Cumhurbaşkanı Tayyip Erdoğan, son dönemde artan saldırı ve çatışmalara değinirken bazı köşe yazarları ve medya kuruluşlarını teröre destek vermekle suçladı. Erdoğan, "Kamboçya’da 2 milyon insanı öldüren Kızıl Kmerler’le aynı yöntemi kullanan bu bölücü örgütü şirin gösterme çabaları artık tahammül sınırlarını aşmaya başladı. Türkiye’deki bölücü terör örgütüne gösterdikleri yaklaşımı Avrupa’da gösterenlerin başına gelmedik kalmaz. Medya kuruluşuyla kapısına kilit vurulur, STK’ysa kapatılır, yazarsa mahkemeye çıkar cezaevine konulur" dedi.
Cumhurbaşkanlığı Sarayı'nda düzenlenen 10. Muhtarlar Toplantısı'nda konuşan Erdoğan'ın açıklamalarından ilgili bölümler şöyle:
Kamu güvenliğinin sağlanmasında adımları atmakta geri durmadık. Şubat ayında CHP, MHP ve HDP’nin tüm karşı çıkmalarına rağmen, benim de desteklediğim iç güvenlik paketi Meclis’te kabul edildi. Burası çok önemli, bugün terör örgütüyle yeterince mücadele edilmediğini söyleyenler, terör örgütünün arkasında duranlar iç güvenlik paketini çıkarmamak için Meclis’te omuz omuza hareket etmediler mi? Beraber oy vermediler mi?
Bu arada örgüte bir kez daha silah bırakma çağrısı yapıldığı halde bu çağrının da gereği yerine getirilmedi.
Şimdi köşelerinde bazı yazarlar çok rahat yazıyorlar. Çünkü bölgede ne olduğunun farkında değiller. Seçim döneminde bölgedeki illerin çoğuna bizzat gittim. Seçimlerin sağlıklı bir ortamda yapılmamış olmasına rağmen, seçim sonucunun hayırlı gelişmelere vesile olması ümidini devam ettirmeye çalıştım.
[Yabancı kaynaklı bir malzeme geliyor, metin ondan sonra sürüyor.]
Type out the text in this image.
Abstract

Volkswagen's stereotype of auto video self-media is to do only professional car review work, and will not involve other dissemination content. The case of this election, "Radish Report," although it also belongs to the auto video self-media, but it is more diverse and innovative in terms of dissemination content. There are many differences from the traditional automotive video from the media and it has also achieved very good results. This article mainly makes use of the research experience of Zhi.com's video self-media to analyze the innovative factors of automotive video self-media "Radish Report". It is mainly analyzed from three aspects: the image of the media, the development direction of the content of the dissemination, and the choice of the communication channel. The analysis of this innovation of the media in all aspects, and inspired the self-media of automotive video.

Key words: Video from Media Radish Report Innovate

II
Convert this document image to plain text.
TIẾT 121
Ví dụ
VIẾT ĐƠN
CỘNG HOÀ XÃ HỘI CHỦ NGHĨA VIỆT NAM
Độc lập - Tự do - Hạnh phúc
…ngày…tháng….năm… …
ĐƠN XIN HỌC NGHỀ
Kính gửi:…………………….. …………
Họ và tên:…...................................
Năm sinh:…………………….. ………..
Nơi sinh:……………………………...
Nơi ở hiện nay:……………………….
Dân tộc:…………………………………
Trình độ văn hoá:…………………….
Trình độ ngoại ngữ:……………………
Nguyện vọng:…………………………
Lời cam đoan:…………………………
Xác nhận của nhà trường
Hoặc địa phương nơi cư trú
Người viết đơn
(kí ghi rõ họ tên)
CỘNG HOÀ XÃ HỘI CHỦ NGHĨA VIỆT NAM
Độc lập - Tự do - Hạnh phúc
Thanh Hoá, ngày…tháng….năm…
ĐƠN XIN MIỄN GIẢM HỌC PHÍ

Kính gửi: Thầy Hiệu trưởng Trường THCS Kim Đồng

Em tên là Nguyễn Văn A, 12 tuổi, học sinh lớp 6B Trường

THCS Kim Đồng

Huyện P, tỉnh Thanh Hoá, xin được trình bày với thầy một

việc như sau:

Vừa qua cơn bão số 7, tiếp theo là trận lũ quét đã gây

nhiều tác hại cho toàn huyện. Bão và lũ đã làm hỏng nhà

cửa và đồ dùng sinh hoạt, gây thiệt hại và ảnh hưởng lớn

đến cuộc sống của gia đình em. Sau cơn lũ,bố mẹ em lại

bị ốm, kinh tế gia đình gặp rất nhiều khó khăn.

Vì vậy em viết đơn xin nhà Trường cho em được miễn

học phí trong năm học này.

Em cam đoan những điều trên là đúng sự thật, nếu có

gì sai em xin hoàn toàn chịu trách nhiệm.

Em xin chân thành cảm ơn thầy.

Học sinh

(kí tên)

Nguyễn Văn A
Meclis’te 80 vekili olan parti tavrını terörden yana koydu. Terör örgütü ateşkesi bitirdiğini açıkladığında bu parti açık bir duruş sergileseydi Türkiye farklı bir yerde yapılabilirdi. Terörü biz bitiririz diyor, hadi bitir. Silahı biz bıraktırabiliriz, hadi bıraktır.
Olayların sorumluluğunu hükümete, devlete ve şahsıma yıkmaya çalışıyorlar. Her gün güvenlik güçlerimize saldıran bölücü örgüte tek bir söz söyleyemiyorlar. Daha dün çözüm için adımlar atılırken, terör örgütüne “nasıl silah bırakırsınız?” diyenler, bugün devleti, hükümeti ve şahsımı savaş çıkarmakla itham ediyorlar.
Evinde uyuyan polisleri katledenler bunlar, kaza var diye çağırdıkları trafik polisini katledenler bunlar. Bunlarda vatan sevgisi diye bir şey yok. Orada şantiyelerde çalışanlar kimler? Kürt vatandaşlarımız. Dikkat edin, o hendekler neyle kazılıyor. Belediyelerin kepçeleriyle, bu belediyeler o malum partinin kazandığı belediyeler. Böyle bir barış hedefi olabilir mi? Lafa geldiği zaman barış. İşte bunların sazı bu. Cazının ne olacağını düşünün.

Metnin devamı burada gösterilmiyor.